Last Sunday on Pentecost, something significant happened beyond our parish walls. Bishop Gruss proclaimed a Year of the Holy Spirit for the entire Diocese of Saginaw beginning Pentecost 2026 and running through Pentecost 2027. That announcement was not just a calendar note. It was a pastoral call where our Bishop is inviting us to actually encounter the Holy Spirit. And this Sunday — the Solemnity of the Most Holy Trinity — is the perfect moment to hear that call and respond. Trinity Sunday is not just a feast about God’s inner life. It is a call to let the inner life of God reshape ours and here is what I want us to hold onto from the readings.
The God who shows up and tells us who He is.
In the book of Exodus 34:4b–6, 8–9, Moses climbs the mountain and God passes before him, not to terrify him, but to introduce Himself: merciful, gracious, slow to anger, rich in kindness. This is the God who leads with love and mercy and not with wrath. Moses’ response? He drops to his knees and worships. That’s the right instinct for us too. When we see who God actually is, the knees go down first.
The most important verse in the Gospel
The Gospel (John 3:16–18) takes us to the heart of everything: “For God so loved the world that He gave His only Son, so that everyone who believes in Him might not perish but might have eternal life.” The Father sends the Son and the Son saves. And through Baptism, we are invited into a deeper encounter with the Third Person of the Holy Trinity, who has sent us on mission. That is the inner logic of Holy Trinity Sunday and the Year of the Holy Spirit, held together. The Father loves. The Son saves. The Spirit stays recreating us, strengthening us, and sending us out on mission.
The Holy Spirit is already living in us.
In Bishop Gruss’ words: “The Holy Spirit is the power, breath, and fire of the Church. The Spirit is the One who makes Christ present, breaks the chains of sin, heals wounds of the heart, restores hope, strengthens virtue, ignites courage, and awakens holiness. The Spirit does not merely improve us — He recreates us.”
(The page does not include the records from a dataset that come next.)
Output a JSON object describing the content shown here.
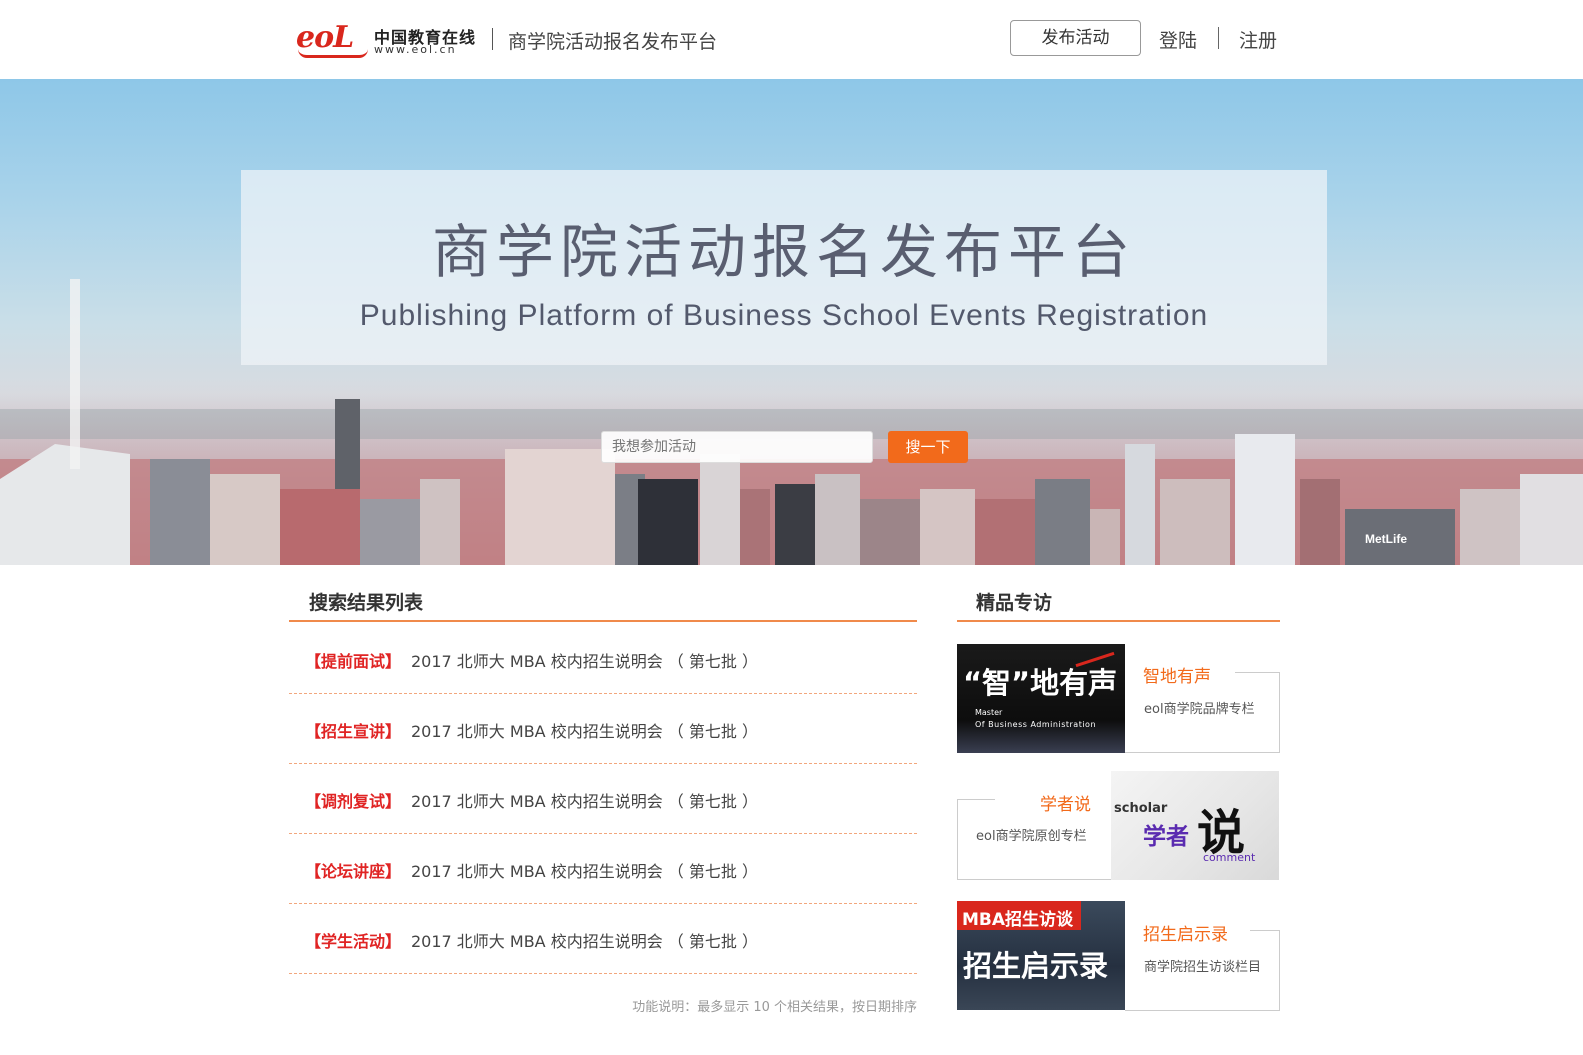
{
  "header": {
    "logo_mark": "eoL",
    "logo_cn": "中国教育在线",
    "logo_url": "www.eol.cn",
    "title": "商学院活动报名发布平台",
    "publish_label": "发布活动",
    "login_label": "登陆",
    "register_label": "注册"
  },
  "banner": {
    "title": "商学院活动报名发布平台",
    "subtitle": "Publishing Platform of Business School Events Registration",
    "search_placeholder": "我想参加活动",
    "search_button": "搜一下"
  },
  "results": {
    "heading": "搜索结果列表",
    "items": [
      {
        "tag": "【提前面试】",
        "text": "2017 北师大 MBA 校内招生说明会 （ 第七批 ）"
      },
      {
        "tag": "【招生宣讲】",
        "text": "2017 北师大 MBA 校内招生说明会 （ 第七批 ）"
      },
      {
        "tag": "【调剂复试】",
        "text": "2017 北师大 MBA 校内招生说明会 （ 第七批 ）"
      },
      {
        "tag": "【论坛讲座】",
        "text": "2017 北师大 MBA 校内招生说明会 （ 第七批 ）"
      },
      {
        "tag": "【学生活动】",
        "text": "2017 北师大 MBA 校内招生说明会 （ 第七批 ）"
      }
    ],
    "note": "功能说明：最多显示 10 个相关结果，按日期排序"
  },
  "featured": {
    "heading": "精品专访",
    "cards": [
      {
        "title": "智地有声",
        "desc": "eol商学院品牌专栏",
        "image_text_main": "“智”地有声",
        "image_text_sub1": "Master",
        "image_text_sub2": "Of Business Administration"
      },
      {
        "title": "学者说",
        "desc": "eol商学院原创专栏",
        "image_text_scholar": "scholar",
        "image_text_main1": "学者",
        "image_text_main2": "说",
        "image_text_comment": "comment"
      },
      {
        "title": "招生启示录",
        "desc": "商学院招生访谈栏目",
        "image_text_top": "MBA招生访谈",
        "image_text_main": "招生启示录"
      }
    ]
  },
  "colors": {
    "accent": "#f26a1b",
    "tag_red": "#e02424",
    "brand_red": "#d9271d"
  }
}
Bishop Gruss has invited us to become “more missional focused” and that ministry begins “with the power of the Holy Spirit.” He envisions numerous events in the Diocese and in particular parishes to celebrate the Year of the Holy Spirit.
Here are three simple things we can do starting this week:
1. Pray to the Holy Spirit daily. “Come, Holy Spirit.” Say it in the morning. Say it before a hard conversation. Say it before Mass. Let it become an innate reflex.
2. Make the Sign of the Cross slowly and deliberately. It is a profession of faith in the Trinity, a reminder of our Baptism, and a small act of worship every time we make it. Don’t rush it.
Go to Confession. The Holy Spirit reconciles us with God and one another. If we want to be open to the Spirit’s work this year, let us start with a clean slate. The confessional is where that begins.
God is not far away. He is Father, Son, and Spirit and He is with us.